One of my best friends from my days in Tokyo, Sylvie, lives here with her husband and one year old baby. When we new each other in Tokyo, Sylvie worked a fabulous high-powered job at Chanel and I was busy seeing how many shots it took to do permanent damage to my small intestine. Sometimes, when she was done making sure Coco Chanel’s mantras lived on, she would join me and we would take over Tokyo’s fine nightlife establishments one toss of hair at a time.
Tokyo’s expat community is a funny place, and at that time, filled with American/Brit/Aussie bankers making a killing in the land of the rising sun. When they got away from their buy/sell/trade jobs, they would go to one of four places which sure enough, were where every expat girl was too. It was a wonderful world of living in a bubble and with Sylvie at my side, it was a blast for a couple years.
And now she’s just about the most glamorous mom in NYC. We had lunch at the Mercer hotel together, played with her baby this afternoon, and now I am recovering from my run across the Queensboro bridge before we head off to dinner. We may not be making eyes at I-bankers while taking vodka shots with the Australian rugby team anymore, but it’s just as fun.
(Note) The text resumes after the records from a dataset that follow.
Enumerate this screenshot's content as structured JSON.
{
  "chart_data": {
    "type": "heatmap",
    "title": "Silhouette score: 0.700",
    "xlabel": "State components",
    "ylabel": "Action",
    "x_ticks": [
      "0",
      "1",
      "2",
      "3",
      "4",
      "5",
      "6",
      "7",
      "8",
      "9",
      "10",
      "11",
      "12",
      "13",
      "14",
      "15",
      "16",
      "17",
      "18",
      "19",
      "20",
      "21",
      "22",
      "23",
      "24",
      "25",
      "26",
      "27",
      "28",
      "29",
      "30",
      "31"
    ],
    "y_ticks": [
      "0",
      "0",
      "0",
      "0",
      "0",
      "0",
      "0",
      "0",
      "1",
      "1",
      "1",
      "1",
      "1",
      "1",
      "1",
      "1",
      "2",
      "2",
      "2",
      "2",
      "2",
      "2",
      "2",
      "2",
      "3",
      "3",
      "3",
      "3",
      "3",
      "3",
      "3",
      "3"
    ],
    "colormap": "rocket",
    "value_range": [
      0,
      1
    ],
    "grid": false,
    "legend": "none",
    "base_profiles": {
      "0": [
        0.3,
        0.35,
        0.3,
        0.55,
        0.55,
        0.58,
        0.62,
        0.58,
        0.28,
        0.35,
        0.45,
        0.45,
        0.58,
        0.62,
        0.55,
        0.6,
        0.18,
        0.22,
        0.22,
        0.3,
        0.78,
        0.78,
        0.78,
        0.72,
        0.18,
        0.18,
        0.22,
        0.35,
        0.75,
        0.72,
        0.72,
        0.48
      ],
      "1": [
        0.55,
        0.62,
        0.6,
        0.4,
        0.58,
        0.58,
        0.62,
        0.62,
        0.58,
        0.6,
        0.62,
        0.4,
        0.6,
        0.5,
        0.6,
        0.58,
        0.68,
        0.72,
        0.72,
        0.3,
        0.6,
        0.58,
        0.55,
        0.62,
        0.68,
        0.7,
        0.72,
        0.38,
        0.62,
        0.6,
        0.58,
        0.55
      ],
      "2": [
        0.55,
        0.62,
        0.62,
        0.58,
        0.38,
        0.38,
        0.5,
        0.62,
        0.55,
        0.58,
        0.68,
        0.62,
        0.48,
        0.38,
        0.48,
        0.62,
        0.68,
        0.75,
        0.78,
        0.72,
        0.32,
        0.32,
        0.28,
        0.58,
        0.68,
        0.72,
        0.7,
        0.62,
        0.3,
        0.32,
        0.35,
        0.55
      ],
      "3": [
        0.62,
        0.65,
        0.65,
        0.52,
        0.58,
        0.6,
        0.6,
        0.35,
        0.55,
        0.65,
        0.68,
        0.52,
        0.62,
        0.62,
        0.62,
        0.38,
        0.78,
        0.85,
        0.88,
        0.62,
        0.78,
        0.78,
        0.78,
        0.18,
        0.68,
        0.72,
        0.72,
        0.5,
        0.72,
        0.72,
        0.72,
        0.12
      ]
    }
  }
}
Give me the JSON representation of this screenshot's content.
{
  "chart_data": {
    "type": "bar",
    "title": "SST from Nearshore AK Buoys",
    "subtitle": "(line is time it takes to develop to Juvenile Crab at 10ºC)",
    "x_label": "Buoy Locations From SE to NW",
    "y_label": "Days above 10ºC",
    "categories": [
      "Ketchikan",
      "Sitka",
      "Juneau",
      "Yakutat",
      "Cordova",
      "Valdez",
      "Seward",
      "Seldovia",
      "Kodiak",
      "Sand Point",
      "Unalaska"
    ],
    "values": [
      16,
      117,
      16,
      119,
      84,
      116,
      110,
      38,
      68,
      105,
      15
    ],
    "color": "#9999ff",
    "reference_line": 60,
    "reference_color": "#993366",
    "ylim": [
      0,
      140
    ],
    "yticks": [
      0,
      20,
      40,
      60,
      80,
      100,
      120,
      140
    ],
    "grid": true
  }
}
Because frankly, Sylvie could make a dinner of dirt and an afternoon in a trailer park elegant. Off I go!
- Oh those fabulous days in Tokyo. Here we are at my 25th birthday party sweltering and happy.
And here with two other friends in Tokyo, Rie and Daphanie. This is taken at the Oak Door in Tokyo, where we basically lived. We once chatted with the Black Eyed Peas in the lobby and one of them told Sylvie she was really hot and she brushed him off and said we had somewhere to go. It was kind of awesome.